Like some others here, we have also created our own code generator (Inon Datamanager/Viewmanager) for data access, HTML form handling and certain business logic operations. A key to having this work well is to design it so you never have to touch or look at the generated code.

In this way, it almost does become part of the language - the language (Java in our case) is extended to include a domain model specification and a viewmodel, and then you just fill in custom business logic with real Java code.

This gives us the right tools to communicate with analysts and business users, while still having the power of Java to set up the details of underlying behaviour.

Leigh Caldwell
+2  A: 

Code generation in the spirit of compilers can be great. Code generation in the spirit of "wizards" has uniformly turned out to be a bad idea.

wnoise
+1  A: 

Home-brewed code generators work great for building unittest cases from end-user spreadsheets that contain examples of how it should work.

See Tooling to Build Test Cases for one example.

S.Lott
+6  A: 

Not that we are working in the .net/web domain, but home-made code generations tools from various home-designed languages are a crucial part of our development tool chain. We have two major such tools (with grammars and parsers and formal definitions), and a host of minor one built on macros like m4 and perl. They all generate plain C in the end, which is natively compiled.

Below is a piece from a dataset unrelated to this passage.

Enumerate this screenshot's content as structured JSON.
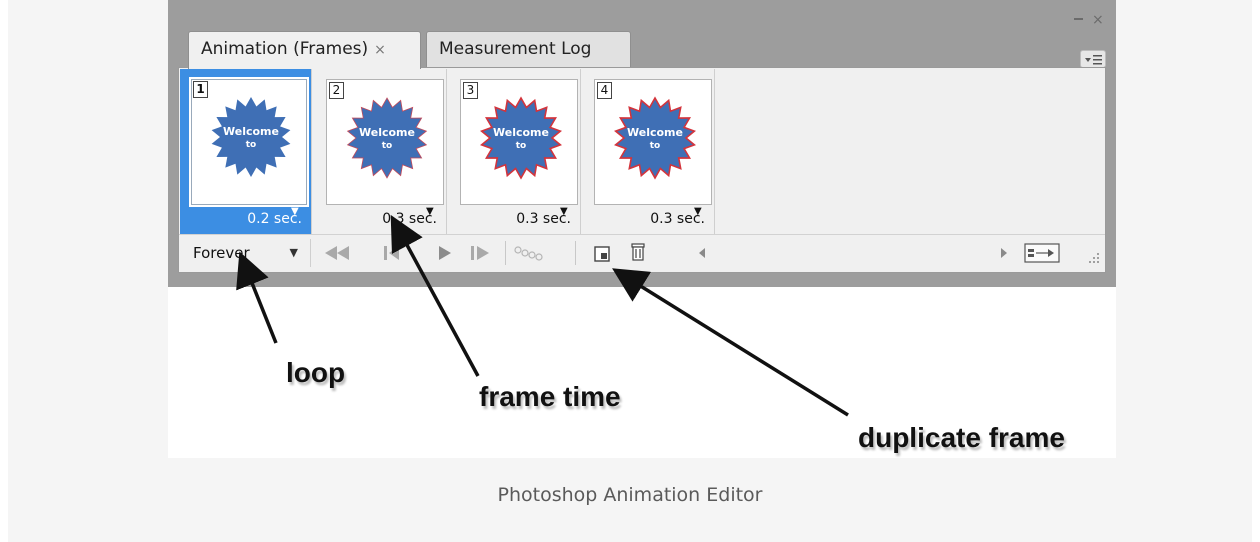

Domain-specific languages are one of the key tools for programmer productivity for any large-scale software endeavor in my experience. If you are building things like compilers, simulators, or other very complicated software with many recurring patterns that have no support at all in the basic languages (which typically means portable C and sometimes C++), code generating tools is the way to go. I view domain-specific languages as the next step in generalization: first you break out common computations into functions (or subroutines to be historical), then you break out common functions into templates or generics if such a facility is available, and then you break out even more commonality and repeating code into a full-blown custom language.

It is all about reducing the volume of code you actually write, and removing any form of tedious repetition and non-value-added code from the programming process. As soon as patterns repeat, apply a domain-specific language!

jakobengblom2
I second you about code generation. Couldn't have said it better!
Rui Curado
+1  A: 

We use LLBLGen to produce our data access layer. You point the generator at the database your using, select which tables you want to use and it churns out the classes needed. It is all very quick and easy.

sfg
A: 

If interested in LLBLGEN, which is excellent, you might also evaluate subsonic. Maybe even see what Rob Conery has to say about any overlap or interaction between subsonic and t4.

dove
A: 

I wrote and use an Xslt based code generation tool. http://perfectstorm.codeplex.com/

This uses a single root xml model to generate dal, procs, tables.